The bill received a lot of media attention—I do not know whether that was the case regarding television, but it was certainly the case for radio. Perhaps that medium could be a way of making people aware that change is coming, as well as posters in pharmacies and doctors’ surgeries.12:15
The advertising campaign will ramp up as we move towards the autumn implementation date. I think that we are already advertising on radio, but we will bear in mind Sandra White’s point and make sure that the widest possible range of people are aware of the change to the legislation.

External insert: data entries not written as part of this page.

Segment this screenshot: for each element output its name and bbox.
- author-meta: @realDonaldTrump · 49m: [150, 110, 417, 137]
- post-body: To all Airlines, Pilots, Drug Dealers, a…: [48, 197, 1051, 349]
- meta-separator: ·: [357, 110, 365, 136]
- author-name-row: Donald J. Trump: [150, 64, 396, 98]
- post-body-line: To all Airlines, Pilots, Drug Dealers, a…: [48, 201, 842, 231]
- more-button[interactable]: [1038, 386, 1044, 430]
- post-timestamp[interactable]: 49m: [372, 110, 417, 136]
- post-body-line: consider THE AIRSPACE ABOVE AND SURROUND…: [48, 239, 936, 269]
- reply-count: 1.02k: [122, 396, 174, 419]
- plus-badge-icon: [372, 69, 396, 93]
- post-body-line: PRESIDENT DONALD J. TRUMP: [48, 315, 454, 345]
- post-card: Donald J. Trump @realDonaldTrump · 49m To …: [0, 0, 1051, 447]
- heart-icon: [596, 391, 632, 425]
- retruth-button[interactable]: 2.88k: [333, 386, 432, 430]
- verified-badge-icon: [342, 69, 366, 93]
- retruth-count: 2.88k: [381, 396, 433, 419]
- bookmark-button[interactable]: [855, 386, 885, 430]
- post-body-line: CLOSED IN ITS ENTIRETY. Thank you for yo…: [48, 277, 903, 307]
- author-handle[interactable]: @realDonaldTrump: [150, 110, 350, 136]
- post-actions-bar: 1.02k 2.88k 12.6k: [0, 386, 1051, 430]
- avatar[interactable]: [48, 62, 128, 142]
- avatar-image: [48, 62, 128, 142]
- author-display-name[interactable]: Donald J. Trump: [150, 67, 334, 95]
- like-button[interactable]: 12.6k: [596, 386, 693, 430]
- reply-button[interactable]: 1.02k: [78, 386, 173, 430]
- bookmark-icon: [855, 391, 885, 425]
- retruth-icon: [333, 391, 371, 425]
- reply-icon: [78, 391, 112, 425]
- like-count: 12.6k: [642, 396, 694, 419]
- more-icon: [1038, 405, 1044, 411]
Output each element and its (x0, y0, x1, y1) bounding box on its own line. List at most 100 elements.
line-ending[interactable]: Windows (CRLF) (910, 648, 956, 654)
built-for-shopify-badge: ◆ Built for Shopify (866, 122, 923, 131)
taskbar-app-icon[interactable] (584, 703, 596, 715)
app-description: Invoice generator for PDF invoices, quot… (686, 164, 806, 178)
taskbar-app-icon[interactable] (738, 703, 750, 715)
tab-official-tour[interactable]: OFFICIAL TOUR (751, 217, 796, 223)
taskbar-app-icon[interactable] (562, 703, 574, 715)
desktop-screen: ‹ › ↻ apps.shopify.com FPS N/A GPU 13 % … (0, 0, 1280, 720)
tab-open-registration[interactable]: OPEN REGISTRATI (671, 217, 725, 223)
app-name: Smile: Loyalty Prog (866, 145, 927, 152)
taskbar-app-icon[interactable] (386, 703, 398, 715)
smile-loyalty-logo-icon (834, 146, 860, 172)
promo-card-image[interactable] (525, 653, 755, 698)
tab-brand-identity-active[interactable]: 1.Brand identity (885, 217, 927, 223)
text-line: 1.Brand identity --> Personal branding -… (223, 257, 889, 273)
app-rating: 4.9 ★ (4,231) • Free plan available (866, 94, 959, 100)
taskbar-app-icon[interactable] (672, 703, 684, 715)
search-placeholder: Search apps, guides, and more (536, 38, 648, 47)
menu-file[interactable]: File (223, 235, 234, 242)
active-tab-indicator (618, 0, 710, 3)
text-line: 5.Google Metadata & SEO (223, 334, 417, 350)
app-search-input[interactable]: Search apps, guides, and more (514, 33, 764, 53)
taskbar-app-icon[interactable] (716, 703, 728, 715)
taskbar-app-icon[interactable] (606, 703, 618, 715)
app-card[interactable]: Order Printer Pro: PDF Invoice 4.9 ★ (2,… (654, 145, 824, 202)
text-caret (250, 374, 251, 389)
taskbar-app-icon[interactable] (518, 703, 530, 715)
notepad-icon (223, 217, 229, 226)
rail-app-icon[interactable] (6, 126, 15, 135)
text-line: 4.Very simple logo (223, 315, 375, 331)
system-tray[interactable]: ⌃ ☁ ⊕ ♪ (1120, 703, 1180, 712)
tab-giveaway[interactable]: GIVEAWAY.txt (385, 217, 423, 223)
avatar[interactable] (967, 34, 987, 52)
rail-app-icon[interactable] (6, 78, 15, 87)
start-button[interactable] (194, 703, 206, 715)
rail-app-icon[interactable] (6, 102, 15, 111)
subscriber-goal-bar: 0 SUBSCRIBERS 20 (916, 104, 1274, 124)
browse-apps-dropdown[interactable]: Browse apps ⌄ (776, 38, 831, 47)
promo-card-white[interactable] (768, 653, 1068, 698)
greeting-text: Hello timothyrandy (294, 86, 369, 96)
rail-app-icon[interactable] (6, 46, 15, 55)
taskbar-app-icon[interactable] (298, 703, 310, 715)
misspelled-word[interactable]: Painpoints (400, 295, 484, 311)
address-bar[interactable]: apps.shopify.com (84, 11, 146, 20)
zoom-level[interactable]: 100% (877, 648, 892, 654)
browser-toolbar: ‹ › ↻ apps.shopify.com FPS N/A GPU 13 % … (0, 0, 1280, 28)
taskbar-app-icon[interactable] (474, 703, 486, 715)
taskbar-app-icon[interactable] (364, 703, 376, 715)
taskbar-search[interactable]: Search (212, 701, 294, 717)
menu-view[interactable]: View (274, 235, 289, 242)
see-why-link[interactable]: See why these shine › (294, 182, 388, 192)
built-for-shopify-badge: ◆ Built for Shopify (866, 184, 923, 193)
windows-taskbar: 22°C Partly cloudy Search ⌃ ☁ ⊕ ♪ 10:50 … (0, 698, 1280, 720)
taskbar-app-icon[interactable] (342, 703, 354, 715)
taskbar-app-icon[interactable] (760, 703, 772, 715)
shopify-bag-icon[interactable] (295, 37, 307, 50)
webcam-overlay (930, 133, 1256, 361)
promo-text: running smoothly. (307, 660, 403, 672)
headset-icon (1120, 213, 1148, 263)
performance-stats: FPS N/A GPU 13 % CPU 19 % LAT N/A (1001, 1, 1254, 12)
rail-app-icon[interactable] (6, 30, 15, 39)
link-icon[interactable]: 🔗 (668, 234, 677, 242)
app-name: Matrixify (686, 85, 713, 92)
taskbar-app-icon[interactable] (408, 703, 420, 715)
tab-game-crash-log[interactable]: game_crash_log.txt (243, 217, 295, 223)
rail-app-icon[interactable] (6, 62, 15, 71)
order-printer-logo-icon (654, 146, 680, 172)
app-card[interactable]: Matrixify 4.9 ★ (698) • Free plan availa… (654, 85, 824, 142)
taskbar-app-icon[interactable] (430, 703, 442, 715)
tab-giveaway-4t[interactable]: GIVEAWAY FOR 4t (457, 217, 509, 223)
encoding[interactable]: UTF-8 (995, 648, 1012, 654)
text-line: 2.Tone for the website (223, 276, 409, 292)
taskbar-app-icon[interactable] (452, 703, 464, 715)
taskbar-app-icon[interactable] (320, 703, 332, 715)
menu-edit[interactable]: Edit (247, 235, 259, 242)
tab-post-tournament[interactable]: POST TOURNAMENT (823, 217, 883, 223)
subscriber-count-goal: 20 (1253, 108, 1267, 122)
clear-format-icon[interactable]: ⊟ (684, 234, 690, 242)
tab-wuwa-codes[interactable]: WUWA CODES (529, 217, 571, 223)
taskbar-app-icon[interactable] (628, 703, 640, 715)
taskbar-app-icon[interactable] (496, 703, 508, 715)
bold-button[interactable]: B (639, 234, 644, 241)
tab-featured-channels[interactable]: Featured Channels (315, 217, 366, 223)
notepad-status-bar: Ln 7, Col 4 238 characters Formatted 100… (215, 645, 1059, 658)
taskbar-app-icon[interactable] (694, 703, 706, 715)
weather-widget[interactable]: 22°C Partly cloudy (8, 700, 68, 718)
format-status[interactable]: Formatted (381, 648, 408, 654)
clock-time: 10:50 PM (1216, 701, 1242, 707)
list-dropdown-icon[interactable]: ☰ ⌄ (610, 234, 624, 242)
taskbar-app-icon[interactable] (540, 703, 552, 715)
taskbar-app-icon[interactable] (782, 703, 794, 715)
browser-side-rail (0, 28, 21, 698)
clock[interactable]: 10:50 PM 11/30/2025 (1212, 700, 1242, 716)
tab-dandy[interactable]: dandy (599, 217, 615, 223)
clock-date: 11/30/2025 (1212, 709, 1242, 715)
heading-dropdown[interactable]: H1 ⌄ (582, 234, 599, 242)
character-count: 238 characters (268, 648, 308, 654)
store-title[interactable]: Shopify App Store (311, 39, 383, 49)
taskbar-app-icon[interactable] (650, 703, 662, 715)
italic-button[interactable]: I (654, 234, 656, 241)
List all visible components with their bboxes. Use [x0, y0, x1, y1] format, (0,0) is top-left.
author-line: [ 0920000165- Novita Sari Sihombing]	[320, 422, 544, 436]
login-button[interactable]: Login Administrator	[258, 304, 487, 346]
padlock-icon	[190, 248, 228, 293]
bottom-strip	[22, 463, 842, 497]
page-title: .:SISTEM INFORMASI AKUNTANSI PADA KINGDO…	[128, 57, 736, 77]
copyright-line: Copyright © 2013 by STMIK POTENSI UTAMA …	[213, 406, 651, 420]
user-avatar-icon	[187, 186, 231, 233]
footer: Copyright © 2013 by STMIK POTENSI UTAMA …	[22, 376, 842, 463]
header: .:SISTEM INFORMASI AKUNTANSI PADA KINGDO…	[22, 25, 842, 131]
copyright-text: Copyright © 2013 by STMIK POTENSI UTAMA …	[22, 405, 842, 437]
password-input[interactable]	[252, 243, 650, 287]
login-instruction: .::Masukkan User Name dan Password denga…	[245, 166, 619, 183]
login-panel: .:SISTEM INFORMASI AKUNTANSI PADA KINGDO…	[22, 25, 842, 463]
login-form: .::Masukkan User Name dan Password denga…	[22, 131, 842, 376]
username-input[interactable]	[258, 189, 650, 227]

I thank the committee for its consideration of the matter. It is no surprise to me that there has been more discussion of this issue than of others, given the committee’s detailed look at the initial legislation as it went through. I also thank the clinicians who assisted in developing the regulations. Obviously, we will continue to work closely with the clinical stakeholders as we move towards implementation of the act.
Motion agreed to,
That the Health and Sport Committee recommends that the Human Tissue (Authorisation) (Specified Type A Procedures) (Scotland) Regulations 2020 [draft] be approved.
I thank the minister and his officials for their attendance.
Personal Injuries (NHS Charges) (Amounts) (Scotland) Amendment Regulations 2020 (SSI 2020/16)
The 10th agenda item is consideration of two instruments that are subject to the negative procedure. The National Health Service (Charges to Overseas Visitors) (Amendment) Regulations 2020 will amend regulations to take account of overseas visitors entering Scotland who require diagnosis of or treatment for the Coronavirus disease—Covid-19—and to enable that to go ahead quickly.
The Delegated Powers and Law Reform Committee noted that it is
“content with the reasons ... for bringing the Regulations into force”
as quickly as the Government has, but that,
“as required by Standing Orders, the Committee draws this instrument to the attention of”
“under reporting ground (j) for the failure to lay the instrument in accordance with section 28(2)”
of the Interpretation and Legislative Reform (Scotland) Act 2010, which is about time limits.
In my view, the circumstances justify the Government’s action. Members have no comments on the instrument, so does the committee agree to make no recommendation?
Members indicated agreement.
Members have no comments on the Personal Injuries (NHS Charges) (Amounts) (Scotland) Amendment Regulations 2020, so does the committee agree to make no recommendation?
Members indicated agreement.12:18 Meeting continued in private until 12:21.